Champaign school district reports clean audit for last fiscal year
CHAMPAIGN – The Champaign school district received an "unqualified" opinion on an audit of its 2005-06 financial statements – the highest rating level available.
The clean audit means the district can get a lower interest rate on any bonds it sells in the future. Chief Financial Officer Gene Logas reviewed last year's budget in explaining to the board Monday night why the district received the clean audit.
Logas said the district outperformed last year's original budget projections by $1.8 million. The original budget he prepared estimated a $2.5 million deficit. The district ended the last fiscal year with about a $1.27 million deficit before it sold working cash bonds, which gave it a surplus and will be used to balance the next three years' budgets. It also received about $532,000 from a lease agreement.
Logas said revenues in the education fund were $1.6 million higher than expected. The extra money came mainly from two sources: corporate taxes collected by the state and paid to local governments and interest earnings. Logas said the corporate taxes were higher than expected because of an improving economy, and the district received more interest earnings because of higher interest rates.
When all the district's funds are considered, it took in about $1.3 million more than expected, excluding the working cash.

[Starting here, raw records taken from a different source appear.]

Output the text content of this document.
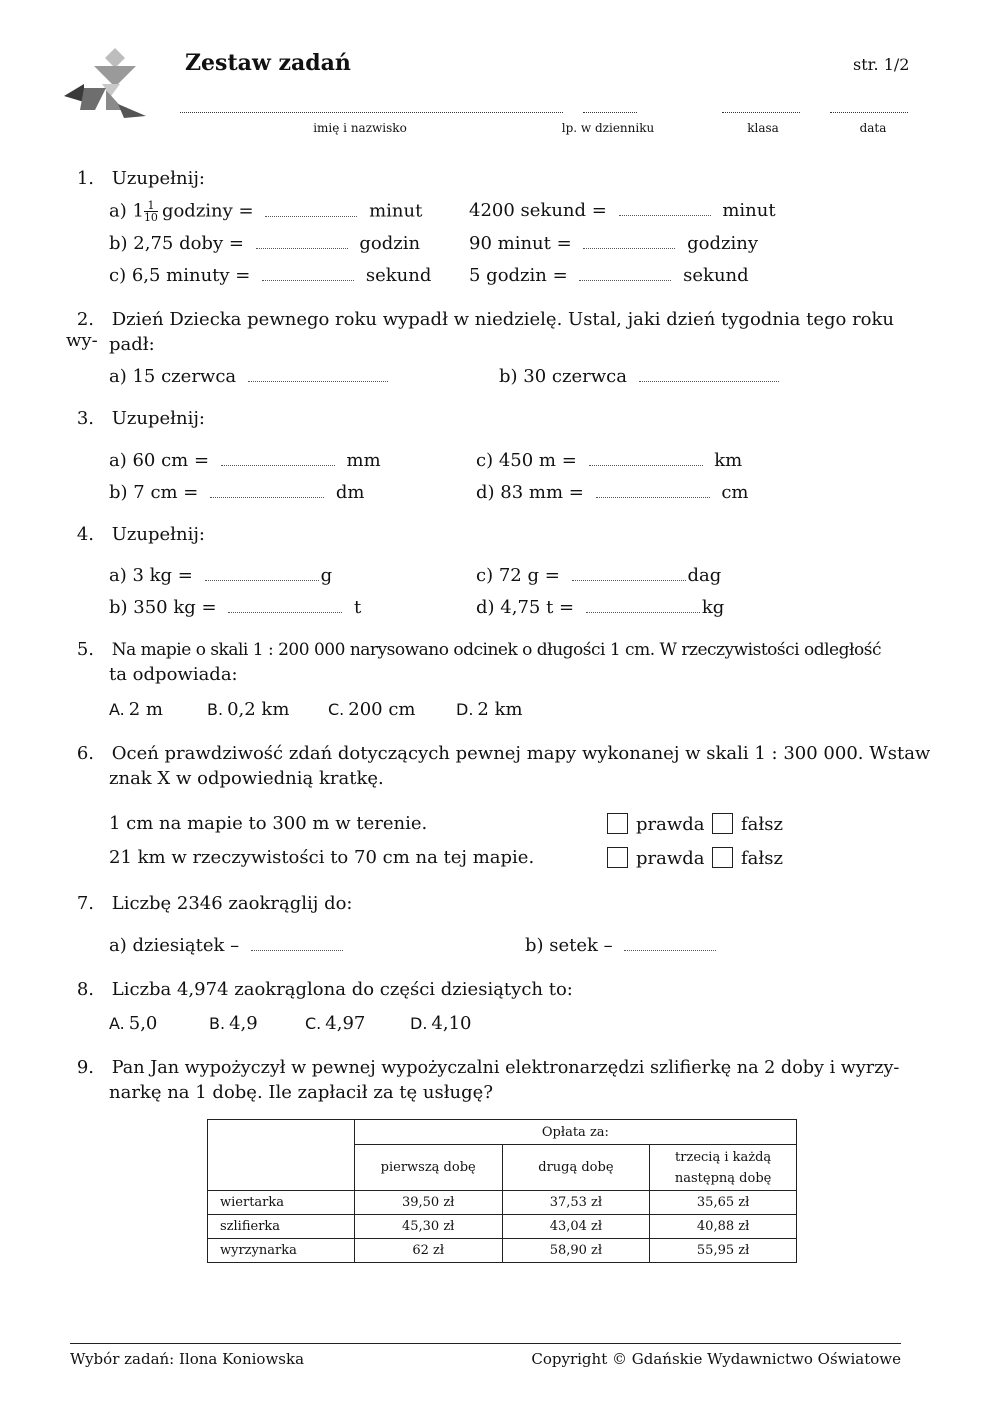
Zestaw zadań	str. 1/2
imię i nazwisko	lp. w dzienniku	klasa	data
1. Uzupełnij:
a) $1 \frac{1}{10}$ godziny =	minut	4200 sekund =	minut
b) 2,75 doby =	godzin	90 minut =	godziny
c) 6,5 minuty =	sekund 5 godzin =	sekund
2. Dzień Dziecka pewnego roku wypadł w niedzielę. Ustal, jaki dzień tygodnia tego roku wy- padł:
a) 15 czerwca	b) 30 czerwca
3. Uzupełnij:
a) 60 cm =	mm	c) 450 m =	km
b) 7 cm =	dm	d) 83 mm =	cm
4. Uzupełnij:
a) 3 kg =	g	c) 72 g =	dag
b) 350 kg =	t	d) 4,75 t =	kg
5. Na mapie o skali 1 : 200 000 narysowano odcinek o długości 1 cm. W rzeczywistości odległość
ta odpowiada:
A. 2 m	B. 0,2 km C. 200 cm	D. 2 km
6. Oceń prawdziwość zdań dotyczących pewnej mapy wykonanej w skali 1 : 300 000. Wstaw
znak X w odpowiednią kratkę.
1 cm na mapie to 300 m w terenie.	prawda	fałsz
21 km w rzeczywistości to 70 cm na tej mapie.	prawda	fałsz
7. Liczbę 2346 zaokrąglij do:
a) dziesiątek –	b) setek –
8. Liczba 4,974 zaokrąglona do części dziesiątych to:
A. 5,0	B. 4,9	C. 4,97	D. 4,10
9. Pan Jan wypożyczył w pewnej wypożyczalni elektronarzędzi szlifierkę na 2 doby i wyrzy-
narkę na 1 dobę. Ile zapłacił za tę usługę?
	Opłata za:		
	pierwszą dobę	drugą dobę	trzecią i każdą
następną dobę
wiertarka	39,50 zł	37,53 zł	35,65 zł
szlifierka	45,30 zł	43,04 zł	40,88 zł
wyrzynarka	62 zł	58,90 zł	55,95 zł
Wybór zadań: Ilona Koniowska	Copyright © Gdańskie Wydawnictwo Oświatowe
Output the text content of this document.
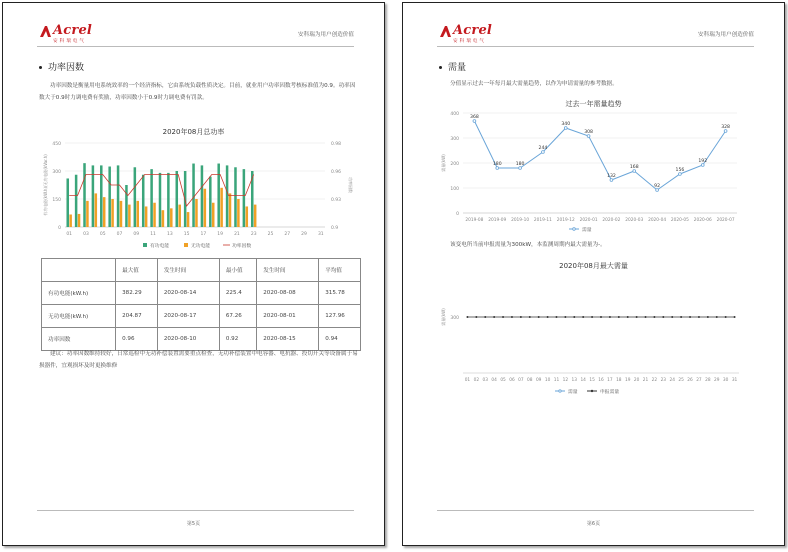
Acrel
安科瑞电气
安科瑞为用户创造价值
功率因数
功率因数是衡量用电系统效率的一个经济指标，它由系统负载性质决定。目前，就业用户功率因数考核标准值为0.9。功率因数大于0.9时力调电费有奖励，功率因数小于0.9时力调电费有罚款。
2020年08月总功率
0	0.9
150	0.93
300	0.96
450	0.98
01 03 05 07 09 11 13 15 17 19 21 23 25 27 29 31
有功电能(kW.h)/无功电能(kVar.h)	功率因数
有功电能	无功电能	功率因数
	最大值	发生时间	最小值	发生时间	平均值
有功电能(kW.h)	382.29	2020-08-14	225.4	2020-08-08	315.78
无功电能(kW.h)	204.87	2020-08-17	67.26	2020-08-01	127.96
功率因数	0.96	2020-08-10	0.92	2020-08-15	0.94
建议：功率因数维持较好，日常巡检中无功补偿装置需要重点检查，无功补偿装置中电容器、电抗器、投切开关等设备属于易损器件，宜观损坏及时更换维修
第5页
Acrel
安科瑞电气
安科瑞为用户创造价值
需量
分值显示过去一年每月最大需量趋势，以作为申请需量的参考数据。
过去一年需量趋势
0
100
200
300
400
需量(kW)
368
180	180
244
340
308
132
168
92
156
192
328
2019-08 2019-09 2019-10 2019-11 2019-12 2020-01 2020-02 2020-03 2020-04 2020-05 2020-06 2020-07
需量
该变电所当前申报需量为300kW，本监测周期内最大需量为-。
2020年08月最大需量
300
需量(kW)
01 02 03 04 05 06 07 08 09 10 11 12 13 14 15 16 17 18 19 20 21 22 23 24 25 26 27 28 29 30 31
需量	申报需量
第6页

Logas said of the district's financial condition: "It is stabilized. It is improving. But our financial situation is still in very serious condition, one that requires constant monitoring and a careful reaction to changing conditions." He will discuss his three-year budget projections for the district at the December school board meeting.
In other business
New plan for consent decree being put together. Deputy Superintendent Dorland Norris said district administrators have begun meeting with the plaintiffs' lawyer to collaborate on a new plan for meeting the consent decree guidelines by 2009. U.S. District Judge Joe Billy McDade ordered the two sides to collaborate on a revised plan, at an Oct. 19 hearing in the district's consent decree case.
Norris said the two sides met Nov. 7 to establish ground rules for the collaboration, and McDade was present through a conference call for part of the meeting. She said the sides will meet Thursday and Friday to discuss discipline and alternative education. They also have meetings scheduled for two days in late November and two days in mid-December. All the meetings are taking place in Chicago, where the lawyers for the two sides and Bill Trent, a UI educational policy studies professor who is a consultant for the court monitor, are.